You can build this innovation-readiness map by following the journey of innovation from the time an idea is introduced to the moment it goes into development and reaches customers or is abandoned somewhere along the way. This exercise is certain to highlight the barriers preventing ideas from germinating and becoming value-enhancing offerings.

You will learn why great ideas never become great products. You will learn why innovations that could be breakthroughs often get shoved aside (like the first digital camera developed at Kodak). It could be because they don’t fit with the existing business model or did not get the right attention or have a large enough contribution, or they got subsumed by a larger and more profitable business unit. Any of these factors can impede an innovation from achieving its full potential and becoming bigger than you can imagine.

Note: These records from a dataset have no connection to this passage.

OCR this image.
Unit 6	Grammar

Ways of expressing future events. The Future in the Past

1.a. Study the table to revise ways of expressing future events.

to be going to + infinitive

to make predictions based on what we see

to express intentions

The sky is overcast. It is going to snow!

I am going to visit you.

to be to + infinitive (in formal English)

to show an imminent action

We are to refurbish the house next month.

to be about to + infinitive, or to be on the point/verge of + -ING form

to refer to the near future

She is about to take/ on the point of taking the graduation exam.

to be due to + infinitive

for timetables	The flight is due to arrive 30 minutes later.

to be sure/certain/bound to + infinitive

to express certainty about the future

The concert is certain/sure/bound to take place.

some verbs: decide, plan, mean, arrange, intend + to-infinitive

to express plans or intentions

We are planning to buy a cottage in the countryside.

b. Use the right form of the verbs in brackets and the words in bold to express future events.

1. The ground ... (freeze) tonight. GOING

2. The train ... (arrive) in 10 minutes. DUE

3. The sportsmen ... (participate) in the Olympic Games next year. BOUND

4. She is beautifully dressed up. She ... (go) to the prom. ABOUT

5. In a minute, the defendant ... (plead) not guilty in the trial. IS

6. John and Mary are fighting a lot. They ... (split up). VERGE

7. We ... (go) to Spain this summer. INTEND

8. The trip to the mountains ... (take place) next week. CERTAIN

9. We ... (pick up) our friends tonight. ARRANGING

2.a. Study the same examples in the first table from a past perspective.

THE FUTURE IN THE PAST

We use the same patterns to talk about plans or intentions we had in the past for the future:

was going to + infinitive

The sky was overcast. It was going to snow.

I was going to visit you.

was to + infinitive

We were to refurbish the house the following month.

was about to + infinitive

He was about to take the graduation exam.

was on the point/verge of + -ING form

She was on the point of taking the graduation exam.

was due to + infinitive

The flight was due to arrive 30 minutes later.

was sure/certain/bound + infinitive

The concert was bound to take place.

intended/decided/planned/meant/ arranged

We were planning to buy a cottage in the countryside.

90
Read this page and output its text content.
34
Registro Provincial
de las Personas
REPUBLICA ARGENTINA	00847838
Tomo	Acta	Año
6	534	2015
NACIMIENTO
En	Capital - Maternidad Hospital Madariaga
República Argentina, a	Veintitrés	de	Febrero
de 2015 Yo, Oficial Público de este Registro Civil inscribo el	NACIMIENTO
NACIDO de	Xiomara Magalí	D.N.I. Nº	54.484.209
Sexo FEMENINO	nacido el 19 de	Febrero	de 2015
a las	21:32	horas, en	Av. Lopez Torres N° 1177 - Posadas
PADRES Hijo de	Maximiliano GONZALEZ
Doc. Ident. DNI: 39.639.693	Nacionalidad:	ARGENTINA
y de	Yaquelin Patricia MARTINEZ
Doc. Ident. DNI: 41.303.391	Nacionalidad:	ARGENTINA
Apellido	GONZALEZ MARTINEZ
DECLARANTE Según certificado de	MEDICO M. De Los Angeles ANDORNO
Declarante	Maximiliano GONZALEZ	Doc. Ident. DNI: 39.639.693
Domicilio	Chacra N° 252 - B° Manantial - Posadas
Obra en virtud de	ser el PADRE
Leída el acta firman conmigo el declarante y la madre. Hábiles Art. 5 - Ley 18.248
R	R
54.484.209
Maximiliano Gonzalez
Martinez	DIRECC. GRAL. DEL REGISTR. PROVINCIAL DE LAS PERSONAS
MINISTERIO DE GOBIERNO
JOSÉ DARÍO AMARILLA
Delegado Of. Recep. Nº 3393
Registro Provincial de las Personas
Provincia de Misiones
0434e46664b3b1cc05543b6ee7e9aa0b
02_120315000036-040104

Your company also needs a simple and replicable methodology to evaluate how new developments can impact customer value. Don’t just make initial judgments solely on near-term P&L impact. This is very likely going to lead you in the wrong direction. Evaluate how much of an improvement an innovation offers in altering a customer experience journey, or the journey a potential customer takes to go through a task. The bigger the impact, or the larger the experience delta, the more likely the new development is going to be a world changing innovation.

Have confidence that your team is coming up with great ideas that can be market-winning offerings. That is not the problem. The problem you need to solve for is recognizing these ideas and making sure you have an environment where they can shine.